RE: Alt/Life
Mar 31, 2019

Nursery Rhyme Review: Humpty Dumpty.

Story of union leader, suspiciously injured after falling from a wall on a construction site, is unable to get medical treatment due to governmental negligence, faces years of pain and bankruptcy.

This nursery rhyme is probably the precursor to many of the political thrillers of the modern era, but subtler than a Tom Clancy novel, and in that subtly lies a powerful message of brutality and oppression of the union movement by corrupt monarchs. In these days of casual employment, corrupt politicians and businesses, it's a timely reminder of the risks we all face when we turn a blind eye to the corruption of the powerful.

Our hero, a worker by the name of Humpty Dumpty, is introduced to the reader as an easy-going character, happy to sit around, amongst his fellow workers on a construction site, atop a wall. While his easy confidence suggests there is more this character than a mere layman, it will be in the events that follow that we learn who he is. For now, however, it's a story of a simple life being told, one we can all relate to, if not experience.

But the apparent calm quickly vanishes as the reader is then taken into a storm of political intrigue as out of nowhere, this confident character is seen, without warning, falling from the wall. How can this happen, we ask ourselves? How can a man who seemed to confident that he could sit upon the wall just suddenly fall? It is at this point the mystery unravels with the almost immediately.

Out of nowhere, all the King's horsemen are seen rushing in to secure the area, concern written on their faces as the fallen worker writhes in pain, bones apparently broken. And we are allowed to think, just for a moment, that the monarchy is there for the workers, ready to support them in their hour of need. It doesn't take long however for the first doubts to creep in, suspicion of how quickly the King's men responded casting a shadow over this apparent olive branch held out by the government to the working class.

Is the reader to believe them when the King's men say they happened to be 'just in the area' at the time of the 'accident'? Why would the King send all his men, merely for the medical aid of a single worker? If they weren't just in the area, how would the King have known to send them there almost immediately of the even happening?

How are we then to interpret "couldn't put Humpty together again"? The most obvious, naturally, is the lack of ability of government agents to perform basic first aid as first responders. But to think, that for all their might at arms, these banner men riding their powerful beasts, knowledgeable in a thousand ways to kill, would not have even the know how to apply a splint?
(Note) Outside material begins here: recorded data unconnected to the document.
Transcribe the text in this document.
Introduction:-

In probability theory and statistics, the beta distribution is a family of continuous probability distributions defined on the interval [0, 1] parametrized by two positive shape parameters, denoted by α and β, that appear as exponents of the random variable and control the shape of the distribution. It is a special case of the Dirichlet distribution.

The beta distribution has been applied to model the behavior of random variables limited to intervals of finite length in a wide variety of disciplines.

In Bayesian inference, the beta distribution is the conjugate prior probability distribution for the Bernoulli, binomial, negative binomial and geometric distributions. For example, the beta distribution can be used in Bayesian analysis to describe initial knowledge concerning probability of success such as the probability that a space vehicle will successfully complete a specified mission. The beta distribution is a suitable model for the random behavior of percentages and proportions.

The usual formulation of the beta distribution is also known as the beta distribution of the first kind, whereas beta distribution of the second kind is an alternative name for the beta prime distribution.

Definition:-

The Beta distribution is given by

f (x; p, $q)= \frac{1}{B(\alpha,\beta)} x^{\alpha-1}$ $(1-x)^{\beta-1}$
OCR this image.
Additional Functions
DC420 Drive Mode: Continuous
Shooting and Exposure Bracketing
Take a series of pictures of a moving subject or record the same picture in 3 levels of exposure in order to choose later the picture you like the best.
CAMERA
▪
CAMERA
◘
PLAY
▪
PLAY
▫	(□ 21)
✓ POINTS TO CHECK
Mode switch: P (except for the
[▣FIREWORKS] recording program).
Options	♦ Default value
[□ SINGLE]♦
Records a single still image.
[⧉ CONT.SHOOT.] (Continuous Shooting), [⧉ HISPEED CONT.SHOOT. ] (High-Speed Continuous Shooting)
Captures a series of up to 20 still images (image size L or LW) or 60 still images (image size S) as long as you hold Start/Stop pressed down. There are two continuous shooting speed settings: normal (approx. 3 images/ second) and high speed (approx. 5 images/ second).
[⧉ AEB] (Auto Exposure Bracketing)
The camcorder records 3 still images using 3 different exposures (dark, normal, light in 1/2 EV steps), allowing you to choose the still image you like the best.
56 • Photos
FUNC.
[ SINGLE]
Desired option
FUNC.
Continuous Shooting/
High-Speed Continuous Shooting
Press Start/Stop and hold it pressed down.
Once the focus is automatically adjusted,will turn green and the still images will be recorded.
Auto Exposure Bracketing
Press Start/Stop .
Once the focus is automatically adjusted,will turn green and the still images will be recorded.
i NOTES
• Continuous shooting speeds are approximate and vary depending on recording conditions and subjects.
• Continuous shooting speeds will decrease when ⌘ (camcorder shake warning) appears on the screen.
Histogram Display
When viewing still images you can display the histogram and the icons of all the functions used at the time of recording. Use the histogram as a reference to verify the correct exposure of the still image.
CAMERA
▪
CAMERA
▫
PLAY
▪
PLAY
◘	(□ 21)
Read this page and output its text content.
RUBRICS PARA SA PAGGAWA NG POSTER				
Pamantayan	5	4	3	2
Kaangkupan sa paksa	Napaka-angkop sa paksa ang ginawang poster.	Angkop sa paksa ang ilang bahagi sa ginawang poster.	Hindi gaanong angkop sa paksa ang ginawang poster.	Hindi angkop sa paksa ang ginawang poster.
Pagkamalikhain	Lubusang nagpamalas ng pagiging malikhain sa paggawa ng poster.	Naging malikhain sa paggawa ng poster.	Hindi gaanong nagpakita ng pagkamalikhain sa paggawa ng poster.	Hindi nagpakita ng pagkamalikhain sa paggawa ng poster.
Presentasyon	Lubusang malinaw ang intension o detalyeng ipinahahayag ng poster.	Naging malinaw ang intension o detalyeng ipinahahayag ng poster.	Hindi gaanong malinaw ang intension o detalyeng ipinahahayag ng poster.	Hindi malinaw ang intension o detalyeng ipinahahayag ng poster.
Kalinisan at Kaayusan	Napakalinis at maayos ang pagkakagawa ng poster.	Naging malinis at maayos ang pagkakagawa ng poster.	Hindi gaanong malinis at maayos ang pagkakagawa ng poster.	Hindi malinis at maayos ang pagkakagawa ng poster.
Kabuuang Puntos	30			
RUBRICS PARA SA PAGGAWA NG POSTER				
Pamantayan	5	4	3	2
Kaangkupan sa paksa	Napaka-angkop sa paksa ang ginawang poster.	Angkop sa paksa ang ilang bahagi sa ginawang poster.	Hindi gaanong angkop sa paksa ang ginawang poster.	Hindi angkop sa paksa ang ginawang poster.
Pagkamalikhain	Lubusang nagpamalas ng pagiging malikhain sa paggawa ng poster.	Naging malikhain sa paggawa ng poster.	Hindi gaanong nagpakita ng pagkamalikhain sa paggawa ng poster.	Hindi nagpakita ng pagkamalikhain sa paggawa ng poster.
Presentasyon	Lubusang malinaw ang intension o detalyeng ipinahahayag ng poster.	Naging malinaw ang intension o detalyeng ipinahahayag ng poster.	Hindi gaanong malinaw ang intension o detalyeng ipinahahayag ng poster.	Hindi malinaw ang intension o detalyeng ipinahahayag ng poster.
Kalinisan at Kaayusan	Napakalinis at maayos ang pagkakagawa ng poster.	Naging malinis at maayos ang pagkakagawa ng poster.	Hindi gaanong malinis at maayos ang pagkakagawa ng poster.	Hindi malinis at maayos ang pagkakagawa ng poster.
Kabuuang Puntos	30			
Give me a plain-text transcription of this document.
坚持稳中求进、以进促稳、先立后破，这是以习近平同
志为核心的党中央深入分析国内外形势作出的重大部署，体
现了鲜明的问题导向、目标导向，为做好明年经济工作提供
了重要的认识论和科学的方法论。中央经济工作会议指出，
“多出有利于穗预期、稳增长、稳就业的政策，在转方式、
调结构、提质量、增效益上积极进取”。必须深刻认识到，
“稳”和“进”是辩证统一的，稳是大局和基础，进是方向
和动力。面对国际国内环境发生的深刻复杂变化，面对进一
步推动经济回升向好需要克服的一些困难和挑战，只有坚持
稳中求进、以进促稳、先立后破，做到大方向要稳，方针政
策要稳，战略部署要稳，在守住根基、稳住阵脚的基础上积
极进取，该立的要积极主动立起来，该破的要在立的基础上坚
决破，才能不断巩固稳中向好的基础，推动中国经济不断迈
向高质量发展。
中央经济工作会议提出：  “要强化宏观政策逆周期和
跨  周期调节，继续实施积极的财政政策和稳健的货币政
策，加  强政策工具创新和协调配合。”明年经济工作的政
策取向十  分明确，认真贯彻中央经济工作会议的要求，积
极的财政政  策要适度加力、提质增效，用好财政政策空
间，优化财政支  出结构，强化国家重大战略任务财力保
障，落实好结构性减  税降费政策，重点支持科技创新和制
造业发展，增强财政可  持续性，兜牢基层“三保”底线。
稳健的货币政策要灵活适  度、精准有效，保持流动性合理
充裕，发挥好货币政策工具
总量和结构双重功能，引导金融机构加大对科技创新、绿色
This of course is the point the author is trying to make; they would know, being soldiers, how to perform first aid and that the only reason they "couldn't" put the worker together again is due to orders from their superiors. Or superior, as it's made very clear that these are "the king's men".

And the question is there, like the proverbial white elephant: if the King knew of the events that would lead to Humpty's downfall, such that he would send his men on their horses, why did he not send his royal medics, his Kings Doctors in their ambulances? And why would the King care so much for just your common worker? Simply put he wouldn't, which reveals Humpty's true identity, someone who would be a leader of men opposed to the King's tyranny, a union leader. Someone who the King would see as a threat, and so wish to have removed.

Upon realising this, the story reveals a much darker and sinister future awaiting our comrade, one which may highlight the true corruption of imperialism. The author, by explicitly saying they couldn't put Humpty together again, makes a subtle suggestion that by not putting him together, Humpty remains broken. And herein lies the tragedy of the hero, and injustice of the crown. Not enough to simply trying to kill a threat to the throne, the King wishes Humpty to suffer, no doubt as warning to others.

Without access to royal healers, Humpty will now face years of pain while his body heals, if it ever does. Without relief, he surely would not be able to work, not even as a union official, and so faces potential bankruptcy has he tries to cover his medical bills.

Humpty, broke and broken, is how our story ends, and emotionally we are left the same. And this is the moral of the story; if we do not protect ourselves through our solidarity, we cannot expect to be saved by those in power, for they are more likely than not the reason we fall.